Willie Cole’s Untitled (Chicken), 1995 shows the innovation that has become synonymous with this sculptor, painter, and conceptual visual artist. Created from women’s shoes and galvanized wire, Untitled (Chicken), is an important example of how Cole combines everyday objects to create powerful works of art and statements about everyday life. The sculpture is shaped like a chicken.
In addition to achieving an interesting aesthetic, Untitled (Chicken), 1995, seems to address the issue of consumerism. Why would anyone need so many shoes? However, more importantly, it shows how the artist continues to borrow from different artistic traditions like Dada’s readymade, surrealism, and pop art to articulate innovative artistic thoughts. For him, anything can be turned to art: hair dryers, lawn jockeys, high-heeled shoes, ironing boards, and irons.
Wilmer Jennings De Good Book Says is an important painting with historical significance. Painted in 1935, the painting depicts a church scene, with the pastor preaching to a congregation of men and women, who seemed elevated in a spiritual ecstasy.
De Good Book Says is a reminder that 1935 was an important time for African Americans: Thurgood Marshall and Charles Hamilton Houston of the NAACP had successfully argued the landmark case in Murray v. Pearson. It was agreed that Maryland should open admissions to the segregated University of Maryland School of Law based on equal protection under the Fourteenth Amendment. Segregation and lynchings were still prevalent. The Great Depression only made matters worse. For many African American’s the church was a place of solitude and refuge.

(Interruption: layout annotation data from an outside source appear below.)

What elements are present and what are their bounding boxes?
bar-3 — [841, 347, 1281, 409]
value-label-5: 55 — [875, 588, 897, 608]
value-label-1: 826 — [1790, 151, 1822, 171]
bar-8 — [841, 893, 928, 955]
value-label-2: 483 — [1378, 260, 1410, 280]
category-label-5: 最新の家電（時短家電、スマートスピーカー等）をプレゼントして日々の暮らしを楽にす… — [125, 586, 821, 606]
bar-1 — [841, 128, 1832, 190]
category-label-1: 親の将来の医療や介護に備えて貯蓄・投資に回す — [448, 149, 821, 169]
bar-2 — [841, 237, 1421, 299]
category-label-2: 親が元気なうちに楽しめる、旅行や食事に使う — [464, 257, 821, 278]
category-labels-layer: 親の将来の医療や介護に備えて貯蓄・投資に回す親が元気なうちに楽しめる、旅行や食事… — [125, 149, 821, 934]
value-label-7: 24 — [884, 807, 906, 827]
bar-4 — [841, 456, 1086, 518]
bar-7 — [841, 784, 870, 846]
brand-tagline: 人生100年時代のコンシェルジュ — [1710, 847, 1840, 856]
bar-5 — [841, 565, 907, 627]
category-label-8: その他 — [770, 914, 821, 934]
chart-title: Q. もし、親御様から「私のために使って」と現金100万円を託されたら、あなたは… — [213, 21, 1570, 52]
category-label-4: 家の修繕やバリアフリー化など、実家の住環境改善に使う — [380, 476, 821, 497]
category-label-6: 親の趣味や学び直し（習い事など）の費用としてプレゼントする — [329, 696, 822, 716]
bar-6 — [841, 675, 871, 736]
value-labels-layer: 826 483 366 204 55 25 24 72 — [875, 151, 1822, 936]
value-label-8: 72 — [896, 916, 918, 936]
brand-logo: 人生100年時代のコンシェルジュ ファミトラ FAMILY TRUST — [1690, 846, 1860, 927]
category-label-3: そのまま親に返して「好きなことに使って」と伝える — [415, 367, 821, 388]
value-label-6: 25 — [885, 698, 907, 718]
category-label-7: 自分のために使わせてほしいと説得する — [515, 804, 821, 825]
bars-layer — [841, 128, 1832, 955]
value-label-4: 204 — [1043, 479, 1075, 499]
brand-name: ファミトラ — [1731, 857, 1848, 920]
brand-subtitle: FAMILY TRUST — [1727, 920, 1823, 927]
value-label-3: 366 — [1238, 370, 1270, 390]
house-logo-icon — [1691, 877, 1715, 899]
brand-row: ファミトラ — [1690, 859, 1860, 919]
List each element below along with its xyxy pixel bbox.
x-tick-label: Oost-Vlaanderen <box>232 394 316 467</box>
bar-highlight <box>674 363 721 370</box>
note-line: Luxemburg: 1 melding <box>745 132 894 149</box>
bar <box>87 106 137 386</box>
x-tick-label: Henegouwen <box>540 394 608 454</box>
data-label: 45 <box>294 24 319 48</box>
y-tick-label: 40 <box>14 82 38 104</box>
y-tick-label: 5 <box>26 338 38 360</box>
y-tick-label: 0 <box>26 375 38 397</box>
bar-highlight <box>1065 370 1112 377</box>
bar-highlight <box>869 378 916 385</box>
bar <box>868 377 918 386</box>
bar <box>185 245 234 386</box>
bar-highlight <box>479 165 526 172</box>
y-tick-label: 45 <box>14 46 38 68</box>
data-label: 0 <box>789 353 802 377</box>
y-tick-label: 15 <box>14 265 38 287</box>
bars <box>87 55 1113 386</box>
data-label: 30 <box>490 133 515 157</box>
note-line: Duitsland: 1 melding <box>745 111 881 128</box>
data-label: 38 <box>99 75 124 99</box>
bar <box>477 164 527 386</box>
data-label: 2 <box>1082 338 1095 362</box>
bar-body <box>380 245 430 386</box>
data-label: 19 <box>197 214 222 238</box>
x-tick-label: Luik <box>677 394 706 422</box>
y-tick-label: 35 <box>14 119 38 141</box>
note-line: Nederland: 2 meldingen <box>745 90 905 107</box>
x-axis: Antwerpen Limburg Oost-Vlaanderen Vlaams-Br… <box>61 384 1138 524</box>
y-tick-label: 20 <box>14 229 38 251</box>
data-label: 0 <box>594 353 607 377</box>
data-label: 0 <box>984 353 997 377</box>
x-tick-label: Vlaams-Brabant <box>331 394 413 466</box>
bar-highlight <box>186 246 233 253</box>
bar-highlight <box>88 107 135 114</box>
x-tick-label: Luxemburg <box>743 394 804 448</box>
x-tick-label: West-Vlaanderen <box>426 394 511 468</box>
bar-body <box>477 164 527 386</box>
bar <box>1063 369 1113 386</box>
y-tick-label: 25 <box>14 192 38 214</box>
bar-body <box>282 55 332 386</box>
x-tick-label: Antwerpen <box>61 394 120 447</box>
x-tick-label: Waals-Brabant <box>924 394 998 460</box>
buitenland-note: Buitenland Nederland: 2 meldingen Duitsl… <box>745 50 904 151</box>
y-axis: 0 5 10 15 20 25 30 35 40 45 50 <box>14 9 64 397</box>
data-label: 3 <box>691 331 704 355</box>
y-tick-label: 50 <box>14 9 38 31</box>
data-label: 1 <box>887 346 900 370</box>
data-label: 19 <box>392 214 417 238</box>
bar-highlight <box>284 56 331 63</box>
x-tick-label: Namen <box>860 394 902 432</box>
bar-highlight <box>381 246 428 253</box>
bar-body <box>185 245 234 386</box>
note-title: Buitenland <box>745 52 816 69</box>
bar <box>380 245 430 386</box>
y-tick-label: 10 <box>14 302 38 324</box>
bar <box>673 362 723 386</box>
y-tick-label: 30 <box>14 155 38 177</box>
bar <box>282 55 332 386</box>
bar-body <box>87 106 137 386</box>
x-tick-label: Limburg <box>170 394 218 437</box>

In De Good Book Says, Wilmer Jennings takes viewers into that church, where African Americans were able to freely express themselves. There was singing, chanting and vivid expression of spirituality. In the painting, rays of light burst through the stained glass window illuminating the congregation. While some people raised their hands in the air, others bowed their heads in prayers. De Good Book Says is an important piece by the artist, who was well-known as a printmaker.
Expanding Tradition is the inaugural exhibition for Shawnya Harris, the Larry D. and Brenda A. Thompson Curator of African American and African Diasporic Art. For this exhibition, she selected from the 100 works of art by African Americans artists donated by the Thompsons to the Georgia Museum of Art in 2012. The donation came on the heels of a traveling exhibition drawn from their collection titled Tradition Redefined: The Larry and Brenda Thompson Collection of African American Art. Expanding Tradition is a follow up that exhibition.
Expanding Tradition and Tradition Redefined are important exhibitions that have helped advanced scholarship on works by African American artists. Above all, they show the commitment of Larry and Brenda Thompson to illuminate the contribution of African American artists to the development of art in the United States. With an extensive private collection of works by African American artists, there is great hope that important works by African American artists who have been ignored for decades, until recently, will make it to the public space.